The syntactic grammar is presented over several chapters. It is described as “very similar to the LALR(1) grammar but more readable”. That means it requires more than one token of lookahead to parse and (I think) the authors hope that it describes the same language as the grammar that will be used to build actual parsers.
The fact that the authors believe that humans and parser generators need a different presentation of the syntax, and that they aren’t sure whether their two definitions are equivalent deserves comment, but I’ll pass on that for now.
The LALR(1) grammar is not as readable as the first grammar (which is “much better for exposition”) but it has been mechanically verified to require only a single token of lookahead.

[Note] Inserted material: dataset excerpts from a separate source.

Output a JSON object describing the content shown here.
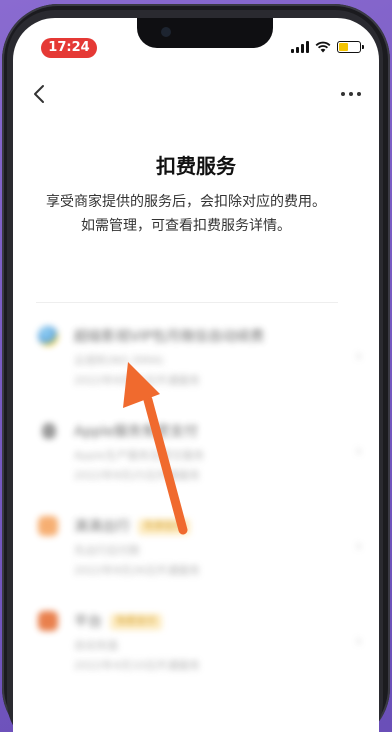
{
  "status_bar": {
    "time": "17:24",
    "signal_bars": 4,
    "battery_level": 0.45
  },
  "nav": {
    "back_icon": "chevron-left-icon",
    "more_icon": "more-dots-icon"
  },
  "page": {
    "title": "扣费服务",
    "description": "享受商家提供的服务后，会扣除对应的费用。如需管理，可查看扣费服务详情。"
  },
  "services": [
    {
      "title": "超级影视VIP包月微信自动续费",
      "line1": "云视听(NO.3994)",
      "line2": "2022年9月25日开通服务",
      "badge": "",
      "icon_color": "#5aa7e6"
    },
    {
      "title": "Apple服务免密支付",
      "line1": "Apple生产服务及提交服务",
      "line2": "2022年9月25日开通服务",
      "badge": "",
      "icon_color": "#777777"
    },
    {
      "title": "滴滴出行",
      "line1": "先出行后付款",
      "line2": "2022年9月26日开通服务",
      "badge": "先享后付",
      "icon_color": "#f5a15a"
    },
    {
      "title": "平台",
      "line1": "自动充值",
      "line2": "2022年4月10日开通服务",
      "badge": "免密支付",
      "icon_color": "#e56a2e"
    }
  ],
  "colors": {
    "time_pill": "#e53935",
    "arrow": "#f06a2e",
    "background": "#7a5cc4"
  }
}
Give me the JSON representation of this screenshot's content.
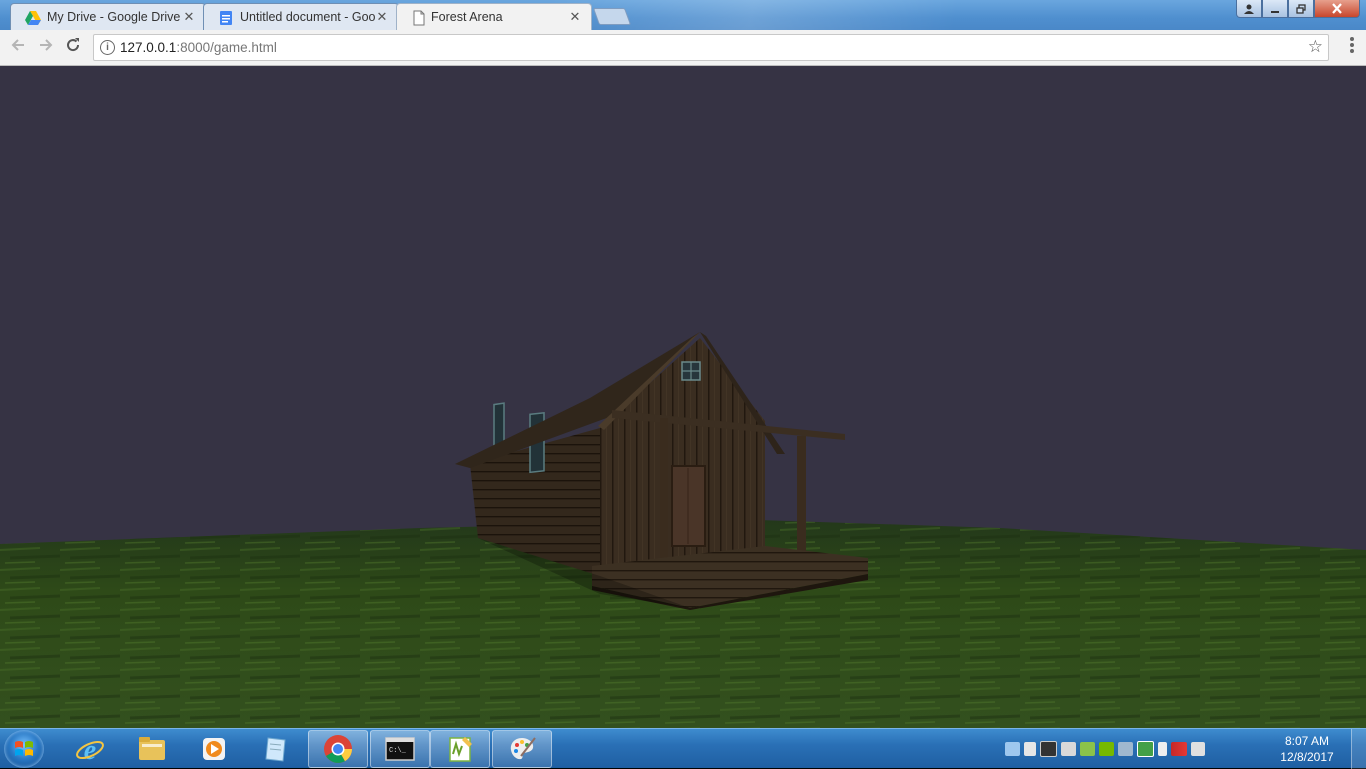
{
  "browser": {
    "tabs": [
      {
        "title": "My Drive - Google Drive",
        "icon": "google-drive-icon"
      },
      {
        "title": "Untitled document - Goo",
        "icon": "google-docs-icon"
      },
      {
        "title": "Forest Arena",
        "icon": "page-icon",
        "active": true
      }
    ],
    "close_glyph": "✕",
    "url_host": "127.0.0.1",
    "url_rest": ":8000/game.html"
  },
  "taskbar": {
    "apps": [
      {
        "name": "internet-explorer"
      },
      {
        "name": "file-explorer"
      },
      {
        "name": "media-player"
      },
      {
        "name": "notepad"
      },
      {
        "name": "google-chrome",
        "open": true
      },
      {
        "name": "command-prompt",
        "open": true
      },
      {
        "name": "notepad-plus-plus",
        "open": true
      },
      {
        "name": "paint",
        "open": true
      }
    ],
    "clock_time": "8:07 AM",
    "clock_date": "12/8/2017"
  },
  "colors": {
    "sky": "#363344",
    "grass": "#2b4016",
    "cabin_wood": "#3a2c1f",
    "taskbar": "#2a70b6"
  }
}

This would seem to be definitive. What goes unsaid, however, is that the grammar has shift-reduce conflicts. That is, the grammar is ambiguous, and the parser applies some heuristics to resolve ambiguities.
The canonical example is the if-then-else statement. The program fragment
if (c == '0') x++; if (c == '1') x--; else y++;
has more than one parse according to the LALR(1) grammar: the “else” could be associated with the first “if” or the second “if”. This shows up as a shift-reduce conflict that the parser resolves as a shift, which means that the “else” gets associated with the closer, second “if”.
This has no effect on the language accepted by the grammar, so in that narrow sense the syntax is context free.
However, in practice we care about the actual parse tree determined by the grammar. In that sense, I think that for us to call the syntax context free we require an unambiguous grammar. The LALR(1) grammar doesn’t reach that standard.
As far as I know it’s an open question whether there is an unambiguous context-free grammar for Java. It’s known that you can write an unambiguous grammar for if-then-else statements, but it’s also known that an ambiguous grammar plus disambiguating rules can result in a non-context-free language.
There’s nothing wrong with Java’s syntax, or even its specification. The point is that it doesn’t use context-free grammars. Instead of pretending that parsing is solved by context-free parsers, we should instead study what is used in practice.